Sometimes, you will find an Adult Child who is just the opposite: Super-irresponsible. What’s of interest is that both are extremes and that there is no middle ground. Interestingly enough, during midlife there is a risk of swapping, where super-responsible individuals suddenly collapse under the pressure and become super-irresponsible; or the opposite – super-irresponsible people become fed up with their lives and change to being super-responsible. Again, it’s the extremes that are very noticeable.
Adult Children are extremely loyal, even in the face of evidence that the loyalty is undeserved. This loyalty is more the result of fear and insecurity. Adult Children believe that, with a little more effort, they can get “them” (others) to love them and change to be better parents/people.
Adult Children are impulsive, jumping into things and then having to spend excessive amounts of energy cleaning up messes and problems. As a child they were more of a parent than a child, so they missed being impulsive as a child. This results in spending an excessive amount of energy needing to fix things they have caused.
So, you’ve taken all of this in and you’re wondering what to do next. Realizing what’s wrong is an important first step, but that’s what it is: Just the first step. You can’t break unhealthy ways of thinking and reacting to life without recognizing how your past is controlling you.
First, you’re curious about what to do. That much is essential. You want to take it further, to grow into a richer, more content life without causing sabotage using the point of view of your past. If you take a moment and imagine what that might feel like, and how your life might dramatically change, you’ve got something that will help propel you to the next step.
Consider what I like to call The Karate Kid Scenario (nostalgia alert: You’ve seen the QuickBooks commercial with John Kreese from Cobra Kai, haven’t you?).

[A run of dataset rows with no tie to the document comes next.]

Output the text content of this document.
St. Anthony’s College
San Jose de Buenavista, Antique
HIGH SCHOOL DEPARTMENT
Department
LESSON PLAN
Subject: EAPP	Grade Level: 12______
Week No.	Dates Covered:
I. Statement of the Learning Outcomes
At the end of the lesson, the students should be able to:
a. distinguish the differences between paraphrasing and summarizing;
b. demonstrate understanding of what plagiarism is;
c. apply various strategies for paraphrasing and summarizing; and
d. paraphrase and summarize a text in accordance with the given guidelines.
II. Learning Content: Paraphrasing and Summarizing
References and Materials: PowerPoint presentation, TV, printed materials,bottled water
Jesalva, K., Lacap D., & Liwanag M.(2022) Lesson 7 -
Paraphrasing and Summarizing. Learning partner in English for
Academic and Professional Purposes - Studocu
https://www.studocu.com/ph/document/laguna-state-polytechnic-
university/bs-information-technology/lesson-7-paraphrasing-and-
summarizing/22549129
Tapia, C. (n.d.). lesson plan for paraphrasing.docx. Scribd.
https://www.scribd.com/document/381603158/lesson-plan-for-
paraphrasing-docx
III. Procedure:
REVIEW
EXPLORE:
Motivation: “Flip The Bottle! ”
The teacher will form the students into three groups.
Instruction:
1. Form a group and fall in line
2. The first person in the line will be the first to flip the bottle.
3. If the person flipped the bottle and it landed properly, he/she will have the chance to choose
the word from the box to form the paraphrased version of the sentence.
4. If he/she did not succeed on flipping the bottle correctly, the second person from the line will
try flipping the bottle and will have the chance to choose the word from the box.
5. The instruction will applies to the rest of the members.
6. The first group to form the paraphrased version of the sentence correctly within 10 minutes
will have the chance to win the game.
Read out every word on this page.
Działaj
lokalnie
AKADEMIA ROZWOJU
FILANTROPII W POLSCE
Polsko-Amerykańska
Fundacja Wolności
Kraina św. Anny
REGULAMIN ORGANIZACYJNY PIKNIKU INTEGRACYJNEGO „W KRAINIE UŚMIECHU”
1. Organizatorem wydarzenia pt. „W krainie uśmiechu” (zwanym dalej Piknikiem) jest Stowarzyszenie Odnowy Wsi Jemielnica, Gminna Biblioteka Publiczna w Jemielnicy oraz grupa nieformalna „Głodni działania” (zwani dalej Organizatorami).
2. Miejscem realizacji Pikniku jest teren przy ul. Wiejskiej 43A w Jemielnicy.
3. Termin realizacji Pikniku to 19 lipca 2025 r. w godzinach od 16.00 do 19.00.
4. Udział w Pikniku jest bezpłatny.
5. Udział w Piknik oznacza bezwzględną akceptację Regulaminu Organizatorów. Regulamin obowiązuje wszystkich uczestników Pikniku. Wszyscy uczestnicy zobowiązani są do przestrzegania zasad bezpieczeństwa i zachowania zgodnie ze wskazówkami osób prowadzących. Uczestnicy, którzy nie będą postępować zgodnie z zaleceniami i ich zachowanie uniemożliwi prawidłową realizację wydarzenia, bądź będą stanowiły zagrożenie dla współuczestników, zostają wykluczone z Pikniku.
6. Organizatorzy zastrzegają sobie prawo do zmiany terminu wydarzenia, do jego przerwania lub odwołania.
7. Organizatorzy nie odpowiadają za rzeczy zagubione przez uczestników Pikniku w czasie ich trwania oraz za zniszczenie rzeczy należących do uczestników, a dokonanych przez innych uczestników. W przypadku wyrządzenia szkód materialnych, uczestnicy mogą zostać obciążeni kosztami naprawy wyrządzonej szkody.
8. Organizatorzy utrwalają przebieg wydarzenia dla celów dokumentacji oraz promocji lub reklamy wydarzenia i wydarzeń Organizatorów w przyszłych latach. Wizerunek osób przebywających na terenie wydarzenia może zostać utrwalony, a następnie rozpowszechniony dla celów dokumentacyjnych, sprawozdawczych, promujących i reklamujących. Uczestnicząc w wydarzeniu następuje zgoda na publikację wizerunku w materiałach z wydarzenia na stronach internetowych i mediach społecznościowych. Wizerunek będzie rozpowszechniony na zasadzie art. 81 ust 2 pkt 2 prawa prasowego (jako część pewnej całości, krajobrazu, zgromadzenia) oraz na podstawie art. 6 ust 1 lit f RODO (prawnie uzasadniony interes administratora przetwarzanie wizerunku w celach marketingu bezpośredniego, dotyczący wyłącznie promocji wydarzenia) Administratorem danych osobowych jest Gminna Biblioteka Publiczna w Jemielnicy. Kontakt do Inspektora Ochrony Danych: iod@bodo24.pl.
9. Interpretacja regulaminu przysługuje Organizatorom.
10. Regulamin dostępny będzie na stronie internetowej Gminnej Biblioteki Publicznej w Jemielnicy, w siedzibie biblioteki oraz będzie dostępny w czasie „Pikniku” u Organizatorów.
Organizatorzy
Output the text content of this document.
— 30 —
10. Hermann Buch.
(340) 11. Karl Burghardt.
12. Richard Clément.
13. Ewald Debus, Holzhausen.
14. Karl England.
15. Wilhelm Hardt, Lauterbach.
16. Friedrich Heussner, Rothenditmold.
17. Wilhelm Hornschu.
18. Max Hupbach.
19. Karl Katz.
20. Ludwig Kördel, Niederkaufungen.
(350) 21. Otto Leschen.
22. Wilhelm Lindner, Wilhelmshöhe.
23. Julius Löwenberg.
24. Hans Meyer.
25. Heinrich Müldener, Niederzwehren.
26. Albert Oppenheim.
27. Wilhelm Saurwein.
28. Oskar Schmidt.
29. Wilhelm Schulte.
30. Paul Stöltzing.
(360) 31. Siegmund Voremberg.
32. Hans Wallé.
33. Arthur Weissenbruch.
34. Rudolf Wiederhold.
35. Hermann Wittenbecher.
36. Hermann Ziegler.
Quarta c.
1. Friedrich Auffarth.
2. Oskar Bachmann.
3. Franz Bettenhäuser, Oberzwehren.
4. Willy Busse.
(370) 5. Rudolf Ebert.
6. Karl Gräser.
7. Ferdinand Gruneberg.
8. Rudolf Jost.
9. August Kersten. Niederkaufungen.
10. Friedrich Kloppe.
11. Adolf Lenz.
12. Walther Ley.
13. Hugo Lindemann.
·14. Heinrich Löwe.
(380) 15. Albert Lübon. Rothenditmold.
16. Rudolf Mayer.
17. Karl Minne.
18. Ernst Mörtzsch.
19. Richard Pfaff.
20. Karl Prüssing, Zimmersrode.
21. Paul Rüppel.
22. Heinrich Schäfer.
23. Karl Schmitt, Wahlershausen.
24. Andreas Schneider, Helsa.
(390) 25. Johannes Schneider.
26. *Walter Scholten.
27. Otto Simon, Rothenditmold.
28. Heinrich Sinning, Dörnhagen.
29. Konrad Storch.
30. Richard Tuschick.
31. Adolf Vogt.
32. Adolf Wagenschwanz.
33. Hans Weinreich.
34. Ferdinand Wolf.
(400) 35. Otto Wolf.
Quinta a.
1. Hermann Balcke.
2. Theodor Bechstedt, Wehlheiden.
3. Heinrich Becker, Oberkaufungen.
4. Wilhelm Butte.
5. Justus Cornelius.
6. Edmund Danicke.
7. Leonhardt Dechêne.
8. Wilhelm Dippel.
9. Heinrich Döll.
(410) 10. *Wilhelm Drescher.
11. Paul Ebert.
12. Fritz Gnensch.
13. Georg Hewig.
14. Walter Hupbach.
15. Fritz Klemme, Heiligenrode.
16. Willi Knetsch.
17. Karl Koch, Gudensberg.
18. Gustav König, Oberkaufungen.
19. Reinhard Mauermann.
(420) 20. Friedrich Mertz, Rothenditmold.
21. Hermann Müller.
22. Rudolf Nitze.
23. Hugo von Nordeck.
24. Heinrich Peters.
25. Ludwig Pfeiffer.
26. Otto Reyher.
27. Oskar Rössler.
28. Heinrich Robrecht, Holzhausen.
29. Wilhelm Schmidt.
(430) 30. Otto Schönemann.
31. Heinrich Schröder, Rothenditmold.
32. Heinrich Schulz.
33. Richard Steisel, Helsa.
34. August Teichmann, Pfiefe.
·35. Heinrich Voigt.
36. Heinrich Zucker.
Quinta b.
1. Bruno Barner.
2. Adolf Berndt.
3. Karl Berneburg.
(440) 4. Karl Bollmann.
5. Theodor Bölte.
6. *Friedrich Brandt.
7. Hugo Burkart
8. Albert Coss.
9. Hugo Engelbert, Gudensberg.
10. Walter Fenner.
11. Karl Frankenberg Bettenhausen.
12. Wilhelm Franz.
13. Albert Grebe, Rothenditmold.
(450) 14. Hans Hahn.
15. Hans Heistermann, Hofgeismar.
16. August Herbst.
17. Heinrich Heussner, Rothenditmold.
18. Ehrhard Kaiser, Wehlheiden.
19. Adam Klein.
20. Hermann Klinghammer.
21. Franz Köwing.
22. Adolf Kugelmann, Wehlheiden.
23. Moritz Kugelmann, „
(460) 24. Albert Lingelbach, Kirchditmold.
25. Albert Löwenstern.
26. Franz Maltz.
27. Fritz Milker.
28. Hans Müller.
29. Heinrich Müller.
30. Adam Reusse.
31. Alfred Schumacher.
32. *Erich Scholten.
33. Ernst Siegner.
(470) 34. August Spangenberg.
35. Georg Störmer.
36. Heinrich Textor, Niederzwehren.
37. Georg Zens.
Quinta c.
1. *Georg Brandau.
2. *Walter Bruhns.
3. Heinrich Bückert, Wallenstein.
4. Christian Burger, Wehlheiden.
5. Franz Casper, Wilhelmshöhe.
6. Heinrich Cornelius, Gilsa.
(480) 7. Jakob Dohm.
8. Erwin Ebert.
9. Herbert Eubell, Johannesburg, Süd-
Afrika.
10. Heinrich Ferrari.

Anyhow, Mr. Miyagi puts young Daniel LaRusso through his paces in what are seemingly unhelpful lessons. (“Wax on, wax off”). It was hard, frustrating, and felt quite hopeless at times. Being aware of the dysfunctional patterns of our past and how they affect how we think and act in the present is this critical first step.
Imagine if Mr. Miyagi had sent Daniel down a dark alley to fight off some thugs, he would get the crap beaten out of him by just sticking with “wax on, wax off”. By itself, it’s useless! But that doesn’t mean that “wax on, wax off” wasn’t an important and essential building block he needed in order to master his skill. Learning about the impact that your dysfunctional family had on you is just like this. A critical first step, but not enough alone.
Now, I want to say to you the same thing that Mr. Miyagi said to Daniel when he first got started: “We make sacred pact. I promise teach karate to you, you promise learn.” Except in this case, I’m not teaching you how to fight. I want to teach you how to live.